Monrovia — Ambassador Michael McCarthy has welcomed Liberia’s participation in the upcoming Summit for Democracy organized by the United States Government next month.
In his monthly press roundtable on Wednesday, Ambassador McCarthy announced that On December 9-10, 2021, United States’ President Joe Biden will host the virtual summit for leaders from government, civil society, and the private sector to set forth and affirmative agenda for democratic renewal and to tackle through collective action the greatest threats faced by democracies today.
On Liberia’s selection, the U.S. Envoy said the last three presidential elections, the peaceful transfer of power in 2017 and the government’s consistent commitment to nonviolent, free and fair elections exemplify why Liberia was invited.
Speaking further, he noted that the Summit for Democracy is not a celebration for world leaders to congratulate themselves on a job well done.
“It is a call to renewed action, because Democracies by their nature, are constant work in progress, very much including our own,” he said.
He added the summit will be an opportunity for participants to commit to meaningful, new actions that combats authoritarianism, defends against corruption and promotes respect for human rights at home and abroad.
Liberia’s selection for the summit comes at a time the Weah-government has been pushing for closer ties and more cordial engagements with the U.S.
Ambassador McCarthy said the event itself is a big deal. The expectation, he noted, is that all participants including the United States and the Liberian Government, will make a meaningful individual commitment towards the summit’s objectives.

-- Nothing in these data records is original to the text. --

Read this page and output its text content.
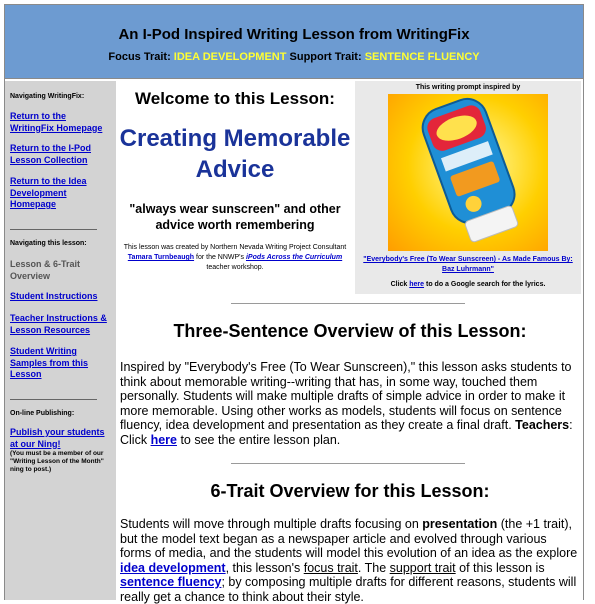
An I-Pod Inspired Writing Lesson from WritingFix
Focus Trait: IDEA DEVELOPMENT Support Trait: SENTENCE FLUENCY
Navigating WritingFix:
Return to the WritingFix Homepage
Return to the I-Pod Lesson Collection
Return to the Idea Development Homepage
Navigating this lesson:
Lesson & 6-Trait Overview
Student Instructions
Teacher Instructions & Lesson Resources
Student Writing Samples from this Lesson
On-line Publishing:
Publish your students at our Ning!
(You must be a member of our "Writing Lesson of the Month" ning to post.)
Welcome to this Lesson:
Creating Memorable Advice
"always wear sunscreen" and other advice worth remembering
This lesson was created by Northern Nevada Writing Project Consultant Tamara Turnbeaugh for the NNWP's iPods Across the Curriculum teacher workshop.
This writing prompt inspired by
"Everybody's Free (To Wear Sunscreen) - As Made Famous By: Baz Luhrmann"
Click here to do a Google search for the lyrics.
Three-Sentence Overview of this Lesson:
Inspired by "Everybody's Free (To Wear Sunscreen)," this lesson asks students to think about memorable writing--writing that has, in some way, touched them personally. Students will make multiple drafts of simple advice in order to make it more memorable. Using other works as models, students will focus on sentence fluency, idea development and presentation as they create a final draft. Teachers: Click here to see the entire lesson plan.
6-Trait Overview for this Lesson:
Students will move through multiple drafts focusing on presentation (the +1 trait), but the model text began as a newspaper article and evolved through various forms of media, and the students will model this evolution of an idea as the explore idea development, this lesson's focus trait. The support trait of this lesson is sentence fluency; by composing multiple drafts for different reasons, students will really get a chance to think about their style.
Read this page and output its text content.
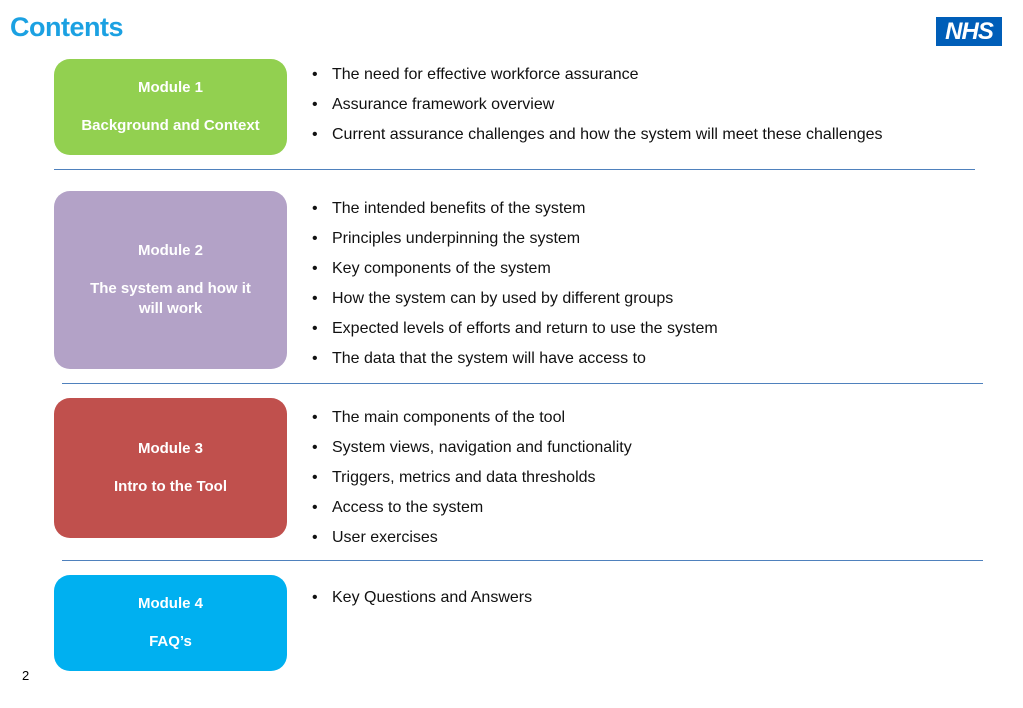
Contents	NHS
Module 1
Background and Context
• The need for effective workforce assurance
• Assurance framework overview
• Current assurance challenges and how the system will meet these challenges
Module 2
The system and how it will work
• The intended benefits of the system
• Principles underpinning the system
• Key components of the system
• How the system can by used by different groups
• Expected levels of efforts and return to use the system
• The data that the system will have access to
Module 3
Intro to the Tool
• The main components of the tool
• System views, navigation and functionality
• Triggers, metrics and data thresholds
• Access to the system
• User exercises
Module 4
FAQ’s
• Key Questions and Answers
2
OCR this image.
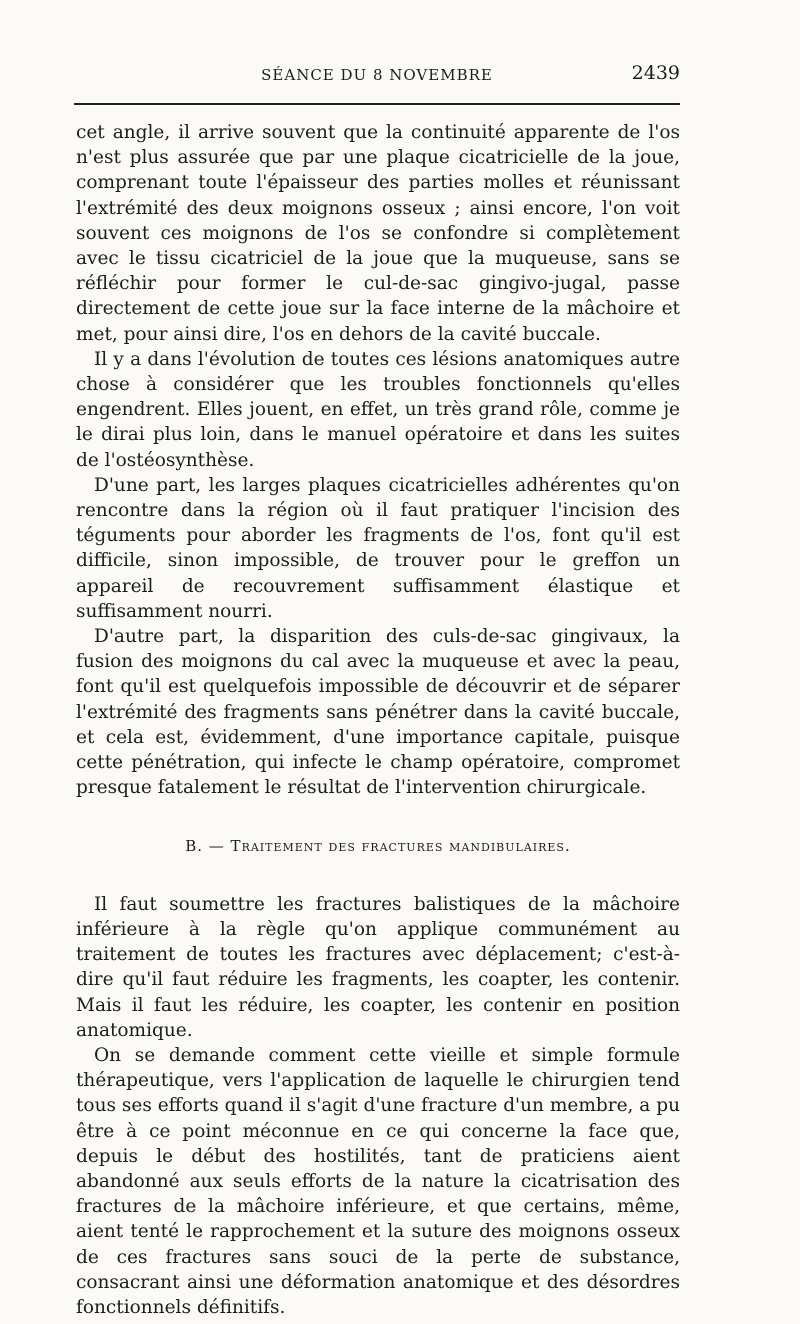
SÉANCE DU 8 NOVEMBRE	2439

cet angle, il arrive souvent que la continuité apparente de l'os n'est plus assurée que par une plaque cicatricielle de la joue, comprenant toute l'épaisseur des parties molles et réunissant l'extrémité des deux moignons osseux ; ainsi encore, l'on voit souvent ces moignons de l'os se confondre si complètement avec le tissu cicatriciel de la joue que la muqueuse, sans se réfléchir pour former le cul-de-sac gingivo-jugal, passe directement de cette joue sur la face interne de la mâchoire et met, pour ainsi dire, l'os en dehors de la cavité buccale.

Il y a dans l'évolution de toutes ces lésions anatomiques autre chose à considérer que les troubles fonctionnels qu'elles engendrent. Elles jouent, en effet, un très grand rôle, comme je le dirai plus loin, dans le manuel opératoire et dans les suites de l'ostéosynthèse.

D'une part, les larges plaques cicatricielles adhérentes qu'on rencontre dans la région où il faut pratiquer l'incision des téguments pour aborder les fragments de l'os, font qu'il est difficile, sinon impossible, de trouver pour le greffon un appareil de recouvrement suffisamment élastique et suffisamment nourri.

D'autre part, la disparition des culs-de-sac gingivaux, la fusion des moignons du cal avec la muqueuse et avec la peau, font qu'il est quelquefois impossible de découvrir et de séparer l'extrémité des fragments sans pénétrer dans la cavité buccale, et cela est, évidemment, d'une importance capitale, puisque cette pénétration, qui infecte le champ opératoire, compromet presque fatalement le résultat de l'intervention chirurgicale.

B. — Traitement des fractures mandibulaires.

Il faut soumettre les fractures balistiques de la mâchoire inférieure à la règle qu'on applique communément au traitement de toutes les fractures avec déplacement; c'est-à-dire qu'il faut réduire les fragments, les coapter, les contenir. Mais il faut les réduire, les coapter, les contenir en position anatomique.

On se demande comment cette vieille et simple formule thérapeutique, vers l'application de laquelle le chirurgien tend tous ses efforts quand il s'agit d'une fracture d'un membre, a pu être à ce point méconnue en ce qui concerne la face que, depuis le début des hostilités, tant de praticiens aient abandonné aux seuls efforts de la nature la cicatrisation des fractures de la mâchoire inférieure, et que certains, même, aient tenté le rapprochement et la suture des moignons osseux de ces fractures sans souci de la perte de substance, consacrant ainsi une déformation anatomique et des désordres fonctionnels définitifs.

“These commitments will need to be ambitious yet realistic and concrete. We expect all participants to implement the commitments they make,” he said.
The Summit in December will be the first of two summits. The other will be held about the same time in 2022, and it is expected to be held in-person.
Ambassador McCarthy noted that selection of participants for the second summit will depend on the success in realizing those commitments.
Liberia has made significant strides in consolidating peace and democratic governance. But corruption has been identified as one of the main vices that is stalling its progress.
Ambassador McCarthy noted that it is the anticipation of the U.S. Government that Liberia will commit to putting in place mechanisms such as strengthening institutions and implementing legislations aimed at combatting the menace.
“We look forward to hearing what ambitious commitments will be made by the Government of Liberia. And this is where you come in. Take note of the commitments made by the government and follow their progress,” he said while addressing the press.
He said the United States will be announcing its commitments in the coming weeks. However, for defending authoritarianism, the United States is pledging to support and protect independent media. He announced that the U.S. Department of Justice changed long-standing policy and now prohibits prosecutors from obtaining information or records of members of the news media acting within the scope of newsgathering activities.
To fight corruption, which President Biden named a core U.S. national security interest and government-wide priority earlier this year, he noted that U.S. departments and agencies are currently at work developing new policies, programs and proposals on how to work with partners to curb illicit finance, work more effectively to hold corrupt actors accountable, and build stronger international partnerships with improved foreign assistance.
In the effort to promote respect for human rights, he noted that the Biden-Harris administration has established a White House Gender Policy Council, the first its kind. Members of the council will coordinate across all federal agencies to instill a strategic, whole-of-government approach to gender equality and gender equity, with particular attention paid to the barriers faced by women and girls, he noted.